PSA is very poor in discriminating between cancer and normal age-related growth of the prostate, hence many false positives and negatives.

While more prostate cancer is now being diagnosed as a result of PSA, much of it would not have caused problems in the man’s lifetime (though we cannot be sure which men this applies to). The so-called ‘‘popularity paradox’’ means that the worse a test is, the more people will regard themselves as survivors of cancer and naturally believe that it saved their life - wrongly in many cases.

Evidence seems to show that death from prostate cancer is at best minimally improved by screening and it may be outweighed by the significant side effects from biopsy and all available treatments.

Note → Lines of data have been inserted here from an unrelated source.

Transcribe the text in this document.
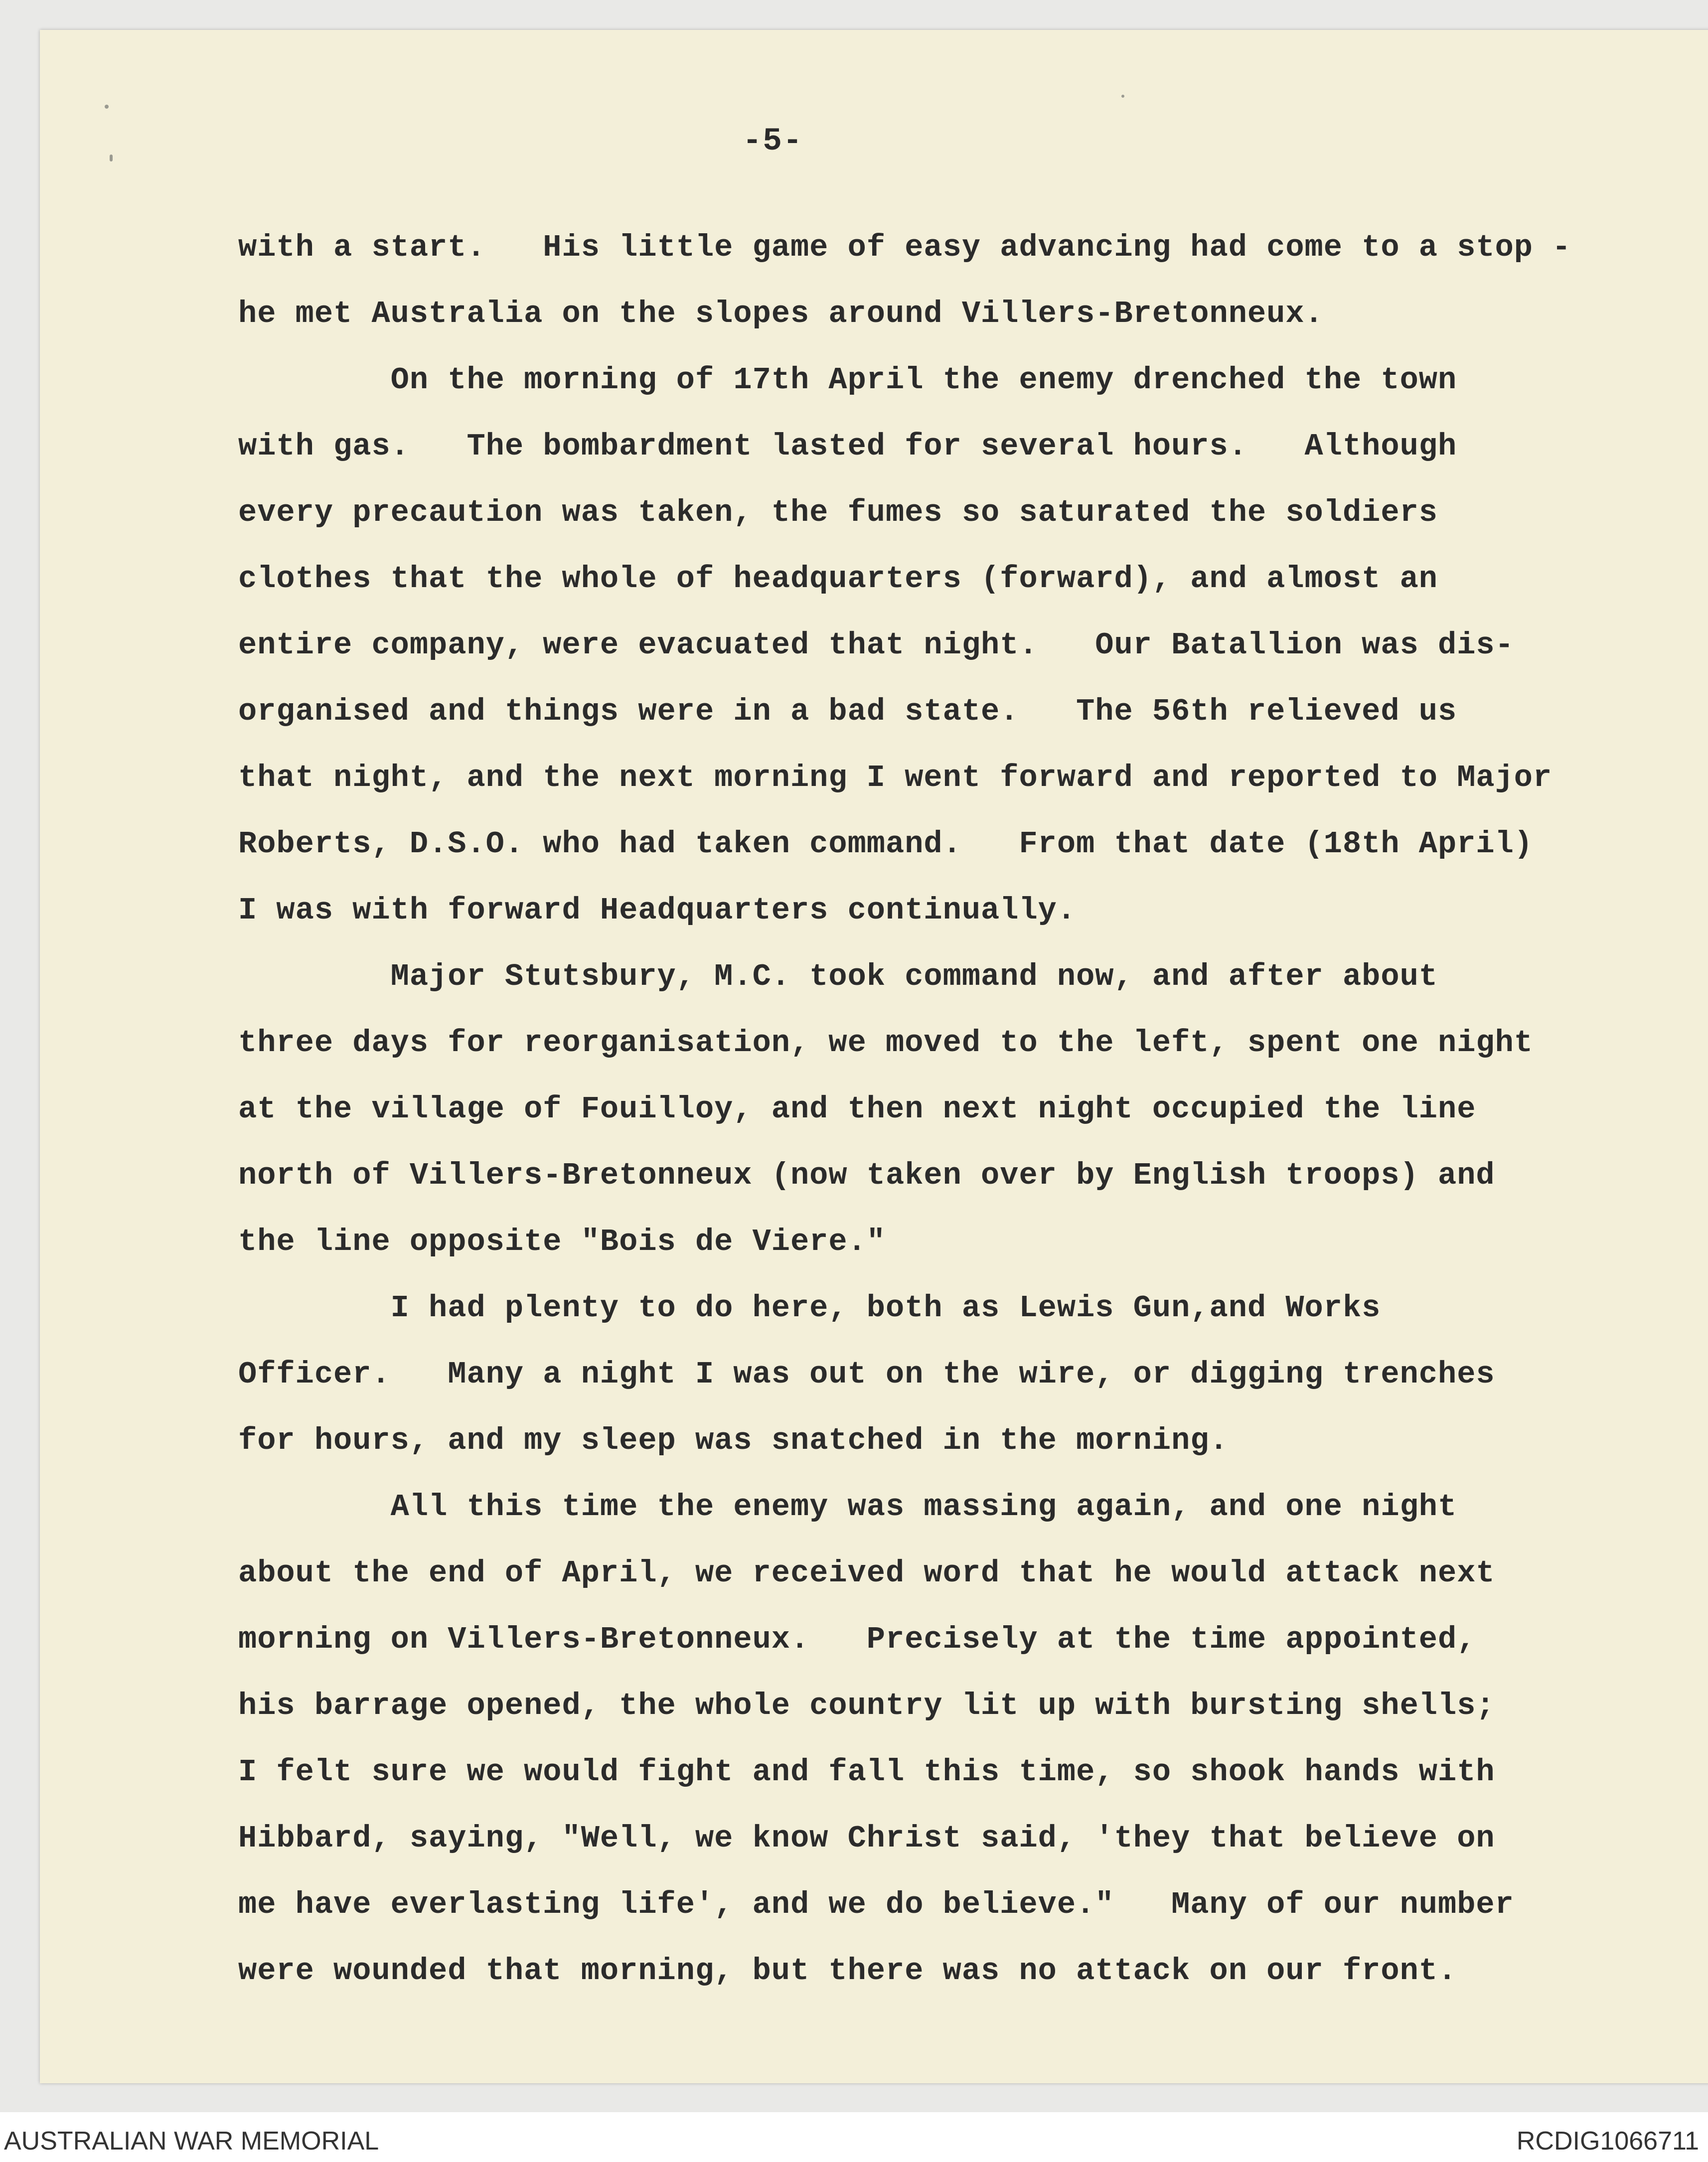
-5-
with a start.   His little game of easy advancing had come to a stop -
he met Australia on the slopes around Villers-Bretonneux.
On the morning of 17th April the enemy drenched the town
with gas.   The bombardment lasted for several hours.   Although
every precaution was taken, the fumes so saturated the soldiers
clothes that the whole of headquarters (forward), and almost an
entire company, were evacuated that night.   Our Batallion was dis-
organised and things were in a bad state.   The 56th relieved us
that night, and the next morning I went forward and reported to Major
Roberts, D.S.O. who had taken command.   From that date (18th April)
I was with forward Headquarters continually.
Major Stutsbury, M.C. took command now, and after about
three days for reorganisation, we moved to the left, spent one night
at the village of Fouilloy, and then next night occupied the line
north of Villers-Bretonneux (now taken over by English troops) and
the line opposite "Bois de Viere."
I had plenty to do here, both as Lewis Gun,and Works
Officer.   Many a night I was out on the wire, or digging trenches
for hours, and my sleep was snatched in the morning.
All this time the enemy was massing again, and one night
about the end of April, we received word that he would attack next
morning on Villers-Bretonneux.   Precisely at the time appointed,
his barrage opened, the whole country lit up with bursting shells;
I felt sure we would fight and fall this time, so shook hands with
Hibbard, saying, "Well, we know Christ said, 'they that believe on
me have everlasting life', and we do believe."   Many of our number
were wounded that morning, but there was no attack on our front.
AUSTRALIAN WAR MEMORIAL	RCDIG1066711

Emerging protocols including MRI scanning might possibly be better, but this is still unproven and unfeasible in the poorly resourced New Zealand health system. Until we have better tests, men need to discuss these issues carefully with their doctor.

Dr Jim Ross
GP and senior lecturer, Otago Medical School

 

It’s a barker

Thank you Deborah Robb for your entertaining and colourful portrayal of the government as a slavering three-headed dog. (Letters ODT 1.11.24). It reminded the huge majority of us who voted for it of the other much more sinister three-headed coalition mongrel lurking on the opposition benches.

John Day
Wanaka

 

A puzzling use of corporate speak, or not?

I was privileged to have a conversation with the young man who wore our Dunedin (‘‘They Save We Pay’’) gang patch to the Class Act presentation. We were both puzzled by what a ‘‘kick-arse’' hospital is.

Among the erudite readers of your paper there must be someone who knows what this expression means. Or is it indeed part of the ‘‘corporate speak’' language that the Prime Minister recognises he uses a lot while talking with an RNZ journalist recently? Just wondering.

Roly Scott
Caversham

 

The ‘c’ word

I agree with Cr Steve Walker that Christopher Luxon, in entering the back door of the Dunedin Public Art Gallery where he was due at an event, is cowardly.

He clearly promised to build the Dunedin hospital when pitching for southern votes, then, hiding behind Shane Reti's skirts, he has broken that promise. And he did not have the courage to face protesters and justify his backslide. In my view, that makes him a liar and a coward and definitely not fit to be our PM.

Ewan McDougall
Broad Bay

 

A cunning plan

As Blackadder put it ‘‘a plan so cunning you could put a tail on it and call it a weasel.’’ I would not put it beyond this coalition to delay as long as possible proposed changes to our hospital.

Costs will increase, meaning they will slash and burn even more. Maybe to the point where it can no longer be accredited as a teaching hospital. At that point Dr Reti, against all common sense and fiscal nous, will keep pushing for Hamilton to have a medical school.